Speaking exclusively to the Farming Independent, he described the increase in dairy-bred cattle as a concern and said intervention from the industry is needed to ensure the beef produced in Ireland is not just a by-product of the dairy industry.
Goodman said there needs to be an intervention by Government and the Department of Agriculture, Meat Industry Ireland and the farming organisations to work with the dairy farmer to increase or improve the quality of the beef animal that is being bred off the dairy herd.
He also said that while China presents great potential for the Irish beef sector, it won't resolve our reliance on the UK for beef exports.
It comes as hundreds of beef farmers protested last week over what they say is "corporate greed and factories hanging them out to dry". IFA has calculated that since last autumn beef farmers have incurred losses of €101m on Brexit-related beef price cuts.
'It's not fair to compare Irish and UK beef prices'
Despite this, Goodman says Irish beef exports are at a disadvantage when it comes to price globally and the Irish cattle price has to reflect Ireland's position as a world beef exporter. Price, he said, is determined by supply and demand.
"The Irish cattle price was 105pc of the EU average for the full year 2018. The British cattle price is historically higher because British consumers will buy British first. Irish beef has to earn its place in that market. It's that or be taken out by imports from other nations.

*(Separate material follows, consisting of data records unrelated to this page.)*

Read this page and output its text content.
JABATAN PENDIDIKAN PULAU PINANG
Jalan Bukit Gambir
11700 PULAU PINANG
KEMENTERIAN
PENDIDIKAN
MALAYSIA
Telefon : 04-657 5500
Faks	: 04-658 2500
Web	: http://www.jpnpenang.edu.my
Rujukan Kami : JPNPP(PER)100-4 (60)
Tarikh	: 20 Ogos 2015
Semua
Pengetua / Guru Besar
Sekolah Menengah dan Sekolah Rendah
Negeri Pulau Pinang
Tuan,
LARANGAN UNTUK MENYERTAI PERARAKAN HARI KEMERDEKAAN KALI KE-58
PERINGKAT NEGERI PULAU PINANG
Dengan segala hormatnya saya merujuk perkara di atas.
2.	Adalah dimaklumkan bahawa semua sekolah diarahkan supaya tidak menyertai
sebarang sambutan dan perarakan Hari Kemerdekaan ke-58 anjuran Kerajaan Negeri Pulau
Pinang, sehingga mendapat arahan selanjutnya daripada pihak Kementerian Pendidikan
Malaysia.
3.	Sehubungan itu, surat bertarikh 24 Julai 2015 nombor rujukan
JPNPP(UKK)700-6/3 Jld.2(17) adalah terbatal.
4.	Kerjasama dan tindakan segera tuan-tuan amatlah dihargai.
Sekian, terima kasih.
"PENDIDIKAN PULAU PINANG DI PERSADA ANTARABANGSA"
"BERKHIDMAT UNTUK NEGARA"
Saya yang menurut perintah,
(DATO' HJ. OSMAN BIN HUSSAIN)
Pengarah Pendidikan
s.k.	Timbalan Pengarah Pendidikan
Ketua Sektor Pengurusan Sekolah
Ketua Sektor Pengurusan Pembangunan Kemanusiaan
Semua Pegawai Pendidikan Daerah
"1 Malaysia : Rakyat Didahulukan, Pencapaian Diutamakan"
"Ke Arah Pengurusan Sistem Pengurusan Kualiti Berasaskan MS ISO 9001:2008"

"It's also important to note the practical issue of carcass balance, on average, Ireland exports around 50pc of its beef to the UK market. The balance of Ireland's beef must be exported to other EU and international markets where cattle prices are more competitive and imports from Third Countries more common.
"There's no point saying the English price is €4.20/kg so that's what we should be getting in Ireland. That's not a balanced argument for an export nation."
While beef exports to China may rise to 25,000t per annum, he warned that China, or any Asian country, won't take away Ireland's reliance on the UK.
"We must as a country, the Government, the industry and farmers, we must find a way to continue to supply the UK.
"In a hard Brexit, it's not a good story and it will need Government intervention."
He said in the case of full or partial WTO tariffs being applied to Irish beef going to the UK, the Government should provide a Tariff Support Mechanism, whereby a pool of money should be put in place to protect the industry and farmers from what would be an existential crisis.
Ireland, though, he warned is running the risk of seeing its beef become a by-product of the dairy industry.
"A dairy farmer with 100 cows, needs 30-40 replacements. The rest of the calves can be left on a Friesian bull. This is not good. We've been trying to get Angus or Hereford bulls into the dairy gene pool, and with the right genetics."
Following that up the chain, he says, "we don't want P or even O-grade dairy bred Angus or Hereford beef, that's no help to anyone. We need to drive the quality graph of dairy bred Angus and Hereford beef to an average of an R or an R+ grade. If we achieve this, we will have a sustainable system for all stakeholders"
He also said he would like to see farmers supported with on-farm efficiencies and initiatives to improve genetics to bring cattle to slaughter younger, faster and more efficiently, putting more meat on the bone every day, using less inputs.